Non aveva mai percorso distanze simili su due ruote. La settimana prima aveva corso l’ultima tappa del Campionato Italiano Motorally e, per scaramanzia, preferisce non raccontare a nessuno il suo progetto. Westwindmoto, noto marchio di borse per moto, gli fornisce l’equipaggiamento necessario, ma le difficoltà non tardano ad arrivare. All’imbarco si accorge di aver preso il libretto sbagliato: solo una fotocopia. Poi, mostra l’originale… ma con una targa diversa. Sul traghetto, con una buona dose di ingegno, costruisce una nuova targa artigianale usando un cartello abbandonato e riesce a passare i controlli. Dopo altre peripezie burocratiche, arriva finalmente in Marocco.

La gara in Marocco

Andrea Gava e la voglia di Dakar: 5.000 km per inseguire un sogno

La gara inizia nel segno della tensione e della determinazione. La prima tappa — 780 chilometri — gli fa subito capire la durezza del rally. Poi arrivano le dune, i sassi, le salite rocciose, il caldo, la fatica. “È stata una gara che mi ha messo alla prova in ogni modo — racconta Andrea — ma anche un’occasione di crescita. Ogni giorno imparavo qualcosa di nuovo”. Tappa dopo tappa, la gestione fisica e mentale migliora, la classifica sorride e il sogno Dakar torna a brillare.

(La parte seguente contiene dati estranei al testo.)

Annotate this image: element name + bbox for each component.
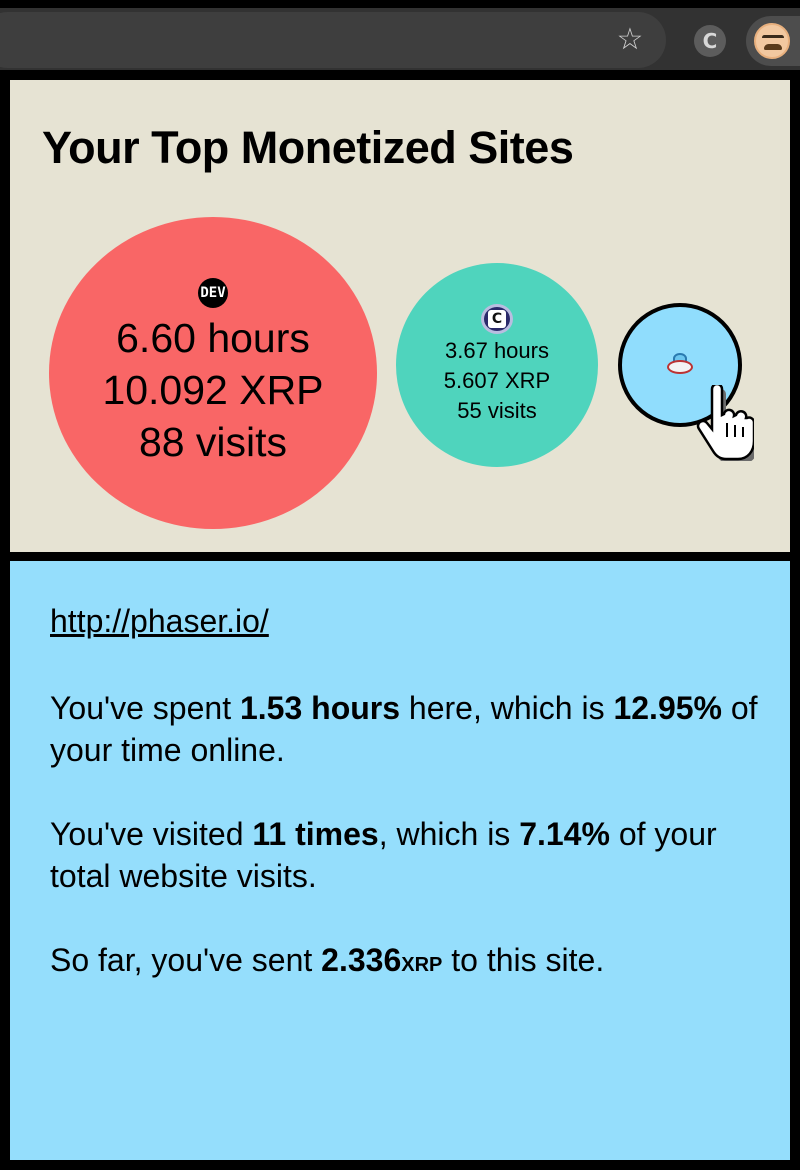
visits-text: You've visited 11 times, which is 7.14% … [50,816,717,894]
browser-toolbar: ☆ C [0,0,800,70]
extension-avatar-button[interactable] [746,16,800,66]
time-spent-text: You've spent 1.53 hours here, which is 1… [50,690,758,768]
panel-divider [0,552,800,561]
site-hours: 3.67 hours [445,338,549,363]
time-percent-value: 12.95% [613,690,722,726]
phaser-ufo-icon [663,352,697,378]
page-title: Your Top Monetized Sites [42,122,574,173]
site-xrp: 5.607 XRP [443,368,551,393]
top-sites-panel: Your Top Monetized Sites DEV 6.60 hours … [10,80,790,552]
time-spent-value: 1.53 hours [239,690,401,726]
site-xrp: 10.092 XRP [102,367,324,413]
site-visits: 88 visits [138,419,288,465]
extension-c-icon[interactable]: C [694,25,726,57]
visits-value: 11 times [252,816,379,852]
site-bubble-c[interactable]: C 3.67 hours 5.607 XRP 55 visits [396,263,598,467]
star-icon[interactable]: ☆ [612,22,648,58]
c-favicon-icon: C [481,304,513,334]
hand-cursor-icon [696,385,754,461]
address-bar[interactable] [0,12,666,68]
site-visits: 55 visits [457,398,537,423]
site-hours: 6.60 hours [116,315,310,361]
sent-text: So far, you've sent 2.336XRP to this sit… [50,942,605,978]
site-bubble-dev[interactable]: DEV 6.60 hours 10.092 XRP 88 visits [49,217,377,529]
coil-avatar-icon [754,23,790,59]
dev-favicon-icon: DEV [198,278,228,308]
site-url-link[interactable]: http://phaser.io/ [50,603,269,640]
visits-percent-value: 7.14% [519,816,610,852]
sent-unit: XRP [401,954,443,976]
site-detail-panel: http://phaser.io/ You've spent 1.53 hour… [10,561,790,1160]
sent-value: 2.336 [321,942,402,978]
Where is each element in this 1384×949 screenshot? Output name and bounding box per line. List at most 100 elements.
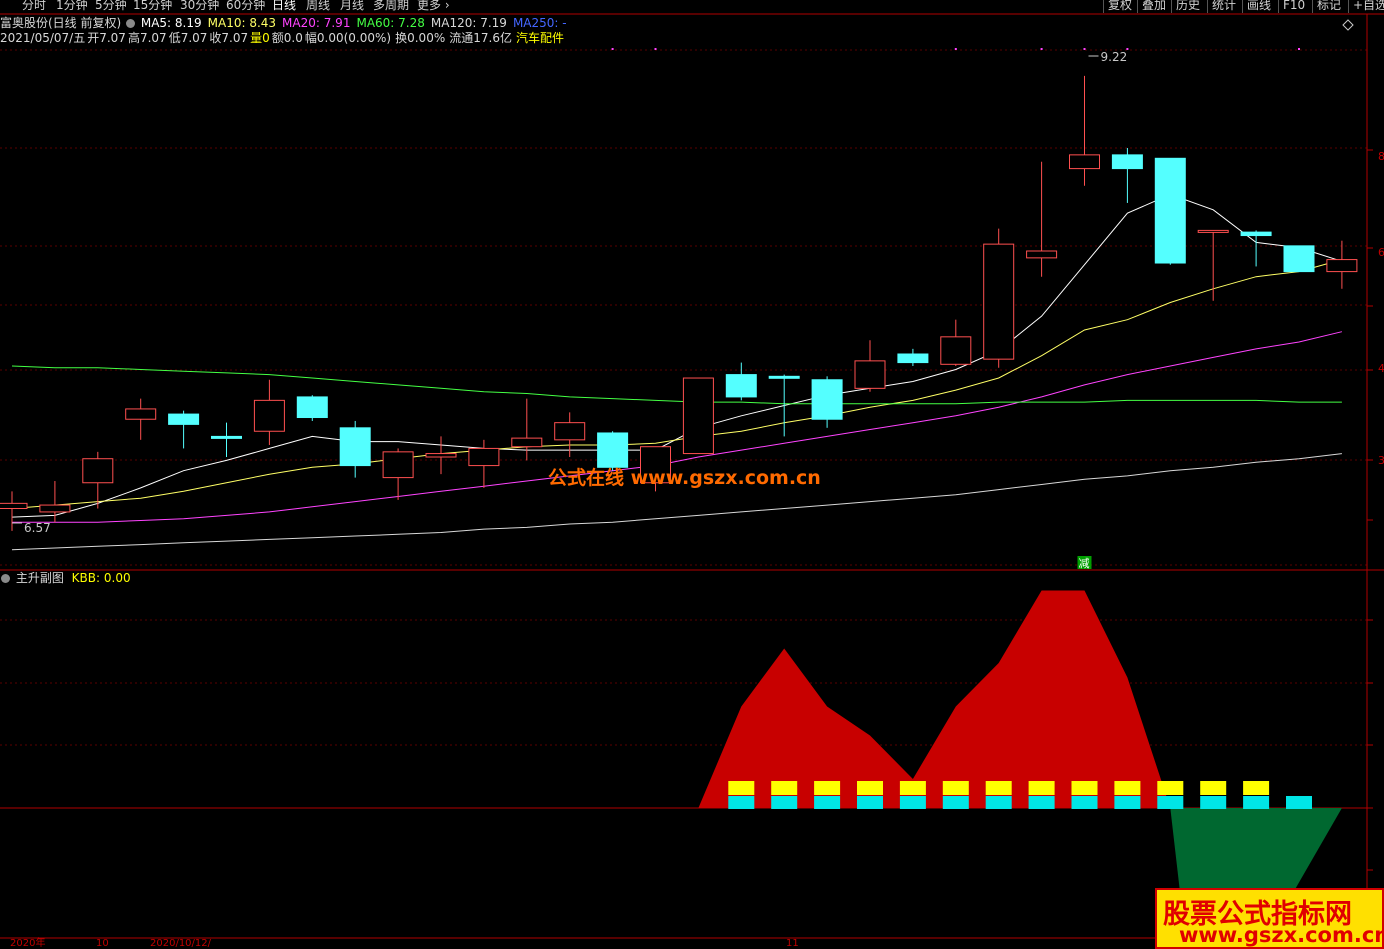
sell-marker-label: 减 <box>1079 557 1090 570</box>
sub-yellow-block <box>1028 781 1055 795</box>
y-tick-label: 4 <box>1378 362 1384 375</box>
candle-body <box>39 504 71 513</box>
stock-name[interactable]: 富奥股份(日线 前复权) <box>0 16 121 30</box>
y-tick-label: 6 <box>1378 246 1384 259</box>
period-tab-0[interactable]: 分时 <box>22 0 46 12</box>
quote-date: 2021/05/07/五 <box>0 31 86 45</box>
candle-body <box>125 408 157 420</box>
y-tick-label: 3 <box>1378 454 1384 467</box>
ma-info-line: 富奥股份(日线 前复权) MA5: 8.19 MA10: 8.43 MA20: 7.… <box>0 16 573 30</box>
ma-line-ma20 <box>12 331 1343 523</box>
kbb-value: KBB: 0.00 <box>71 571 131 585</box>
quote-close: 收7.07 <box>209 31 249 45</box>
settings-dot-icon[interactable] <box>126 19 136 28</box>
candle-body <box>1026 250 1058 259</box>
ma-legend-item: MA10: 8.43 <box>207 16 277 30</box>
period-tab-10[interactable]: 更多 › <box>417 0 450 12</box>
toolbar-separator <box>1348 0 1349 13</box>
sub-red-area <box>12 590 1342 808</box>
sub-yellow-block <box>771 781 798 795</box>
candle-body <box>682 377 714 455</box>
period-tab-3[interactable]: 15分钟 <box>133 0 172 12</box>
sub-settings-dot-icon[interactable] <box>1 574 10 583</box>
sub-chart-title: 主升副图 KBB: 0.00 <box>0 571 131 585</box>
event-dot <box>654 48 657 50</box>
period-tab-9[interactable]: 多周期 <box>373 0 409 12</box>
sub-yellow-block <box>728 781 755 795</box>
toolbar-button-2[interactable]: 历史 <box>1176 0 1200 12</box>
sub-cyan-block <box>942 796 969 809</box>
sub-cyan-block <box>1243 796 1270 809</box>
toolbar-button-1[interactable]: 叠加 <box>1142 0 1166 12</box>
event-dot <box>1298 48 1300 50</box>
ma-legend-item: MA250: - <box>512 16 567 30</box>
candle-body <box>82 458 114 484</box>
price-axis: 8 6 4 3 <box>1367 149 1384 871</box>
candle-body <box>725 374 757 398</box>
y-tick-label: 8 <box>1378 150 1384 163</box>
quote-open: 开7.07 <box>87 31 126 45</box>
quote-industry[interactable]: 汽车配件 <box>516 31 564 45</box>
candle-body <box>296 396 328 419</box>
period-tab-2[interactable]: 5分钟 <box>95 0 127 12</box>
toolbar-button-4[interactable]: 画线 <box>1247 0 1271 12</box>
quote-float: 流通17.6亿 <box>449 31 512 45</box>
period-tab-5[interactable]: 60分钟 <box>226 0 265 12</box>
event-dot <box>611 48 614 50</box>
candle-body <box>1111 154 1143 170</box>
toolbar-button-3[interactable]: 统计 <box>1212 0 1236 12</box>
candle-body <box>1326 259 1358 273</box>
moving-average-lines <box>11 193 1343 551</box>
period-toolbar: 分时 1分钟 5分钟 15分钟 30分钟 60分钟 日线 周线 月线 多周期 更多 › 复权 叠加 历史统… <box>0 0 1384 14</box>
low-label: 6.57 <box>24 521 51 535</box>
high-label: 9.22 <box>1101 50 1128 64</box>
candle-body <box>1240 231 1272 237</box>
sub-cyan-block <box>1157 796 1184 809</box>
event-dot <box>1083 48 1086 50</box>
sub-yellow-block <box>1157 781 1184 795</box>
candle-body <box>897 353 929 364</box>
toolbar-button-6[interactable]: 标记 <box>1317 0 1341 12</box>
period-tab-1[interactable]: 1分钟 <box>56 0 88 12</box>
date-label: 10 <box>96 938 109 949</box>
sub-cyan-block <box>857 796 883 809</box>
diamond-icon <box>1342 19 1354 31</box>
candle-body <box>940 336 972 365</box>
toolbar-separator <box>1103 0 1104 13</box>
sub-yellow-block <box>899 781 926 795</box>
sub-cyan-block <box>1028 796 1055 809</box>
sub-yellow-block <box>942 781 969 795</box>
sub-yellow-block <box>1071 781 1098 795</box>
candle-body <box>253 399 285 432</box>
sub-cyan-block <box>771 796 798 809</box>
quote-volume: 量0 <box>250 31 270 45</box>
period-tab-4[interactable]: 30分钟 <box>180 0 219 12</box>
ma-legend-item: MA20: 7.91 <box>282 16 351 30</box>
candle-body <box>382 451 414 479</box>
sub-cyan-block <box>1200 796 1227 809</box>
ma-legend-item: MA5: 8.19 <box>140 16 202 30</box>
toolbar-separator <box>1171 0 1172 13</box>
sub-cyan-block <box>814 796 841 809</box>
ma-legend-item: MA60: 7.28 <box>356 16 425 30</box>
candle-body <box>339 427 371 467</box>
sub-cyan-block <box>1114 796 1141 809</box>
sub-yellow-block <box>1200 781 1227 795</box>
candle-body <box>425 453 457 458</box>
site-badge: 股票公式指标网 www.gszx.com.cn <box>1155 888 1384 949</box>
badge-url: www.gszx.com.cn <box>1179 923 1384 947</box>
sub-chart-name[interactable]: 主升副图 <box>16 571 64 585</box>
toolbar-button-7[interactable]: +自选 <box>1353 0 1384 12</box>
quote-high: 高7.07 <box>127 31 167 45</box>
period-tab-6[interactable]: 日线 <box>272 0 296 12</box>
toolbar-button-0[interactable]: 复权 <box>1108 0 1132 12</box>
watermark: 公式在线 www.gszx.com.cn <box>548 467 821 489</box>
date-label: 2020/10/12/ <box>150 938 212 949</box>
period-tab-8[interactable]: 月线 <box>340 0 364 12</box>
toolbar-separator <box>1207 0 1208 13</box>
candle-body <box>811 379 843 420</box>
sub-indicator-chart <box>12 590 1342 920</box>
period-tab-7[interactable]: 周线 <box>306 0 330 12</box>
toolbar-separator <box>1137 0 1138 13</box>
toolbar-button-5[interactable]: F10 <box>1283 0 1305 12</box>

Alla fine della competizione, Andrea completa con successo il Rally del Marocco, centrando l’obiettivo. Ma l’avventura non è ancora finita.

Dal parco chiuso riparte subito in sella: 700 chilometri verso Tangeri, tra freddo e montagne, fino a sbagliare strada e ritrovarsi a oltre 2.000 metri di quota. Due giorni di traghetto più tardi, sbarca a Marsiglia in mezzo a un temporale. “Dopo un’ora di moto sotto il diluvio mi sembrava di essere in una doccia”, scherza. Ospitato da un amico ad Albenga, trova finalmente riparo e poi il ritorno a casa. Quasi 5.000 chilometri tra viaggio e gara: 2.700 per raggiungere il Marocco, 2.300 di rally.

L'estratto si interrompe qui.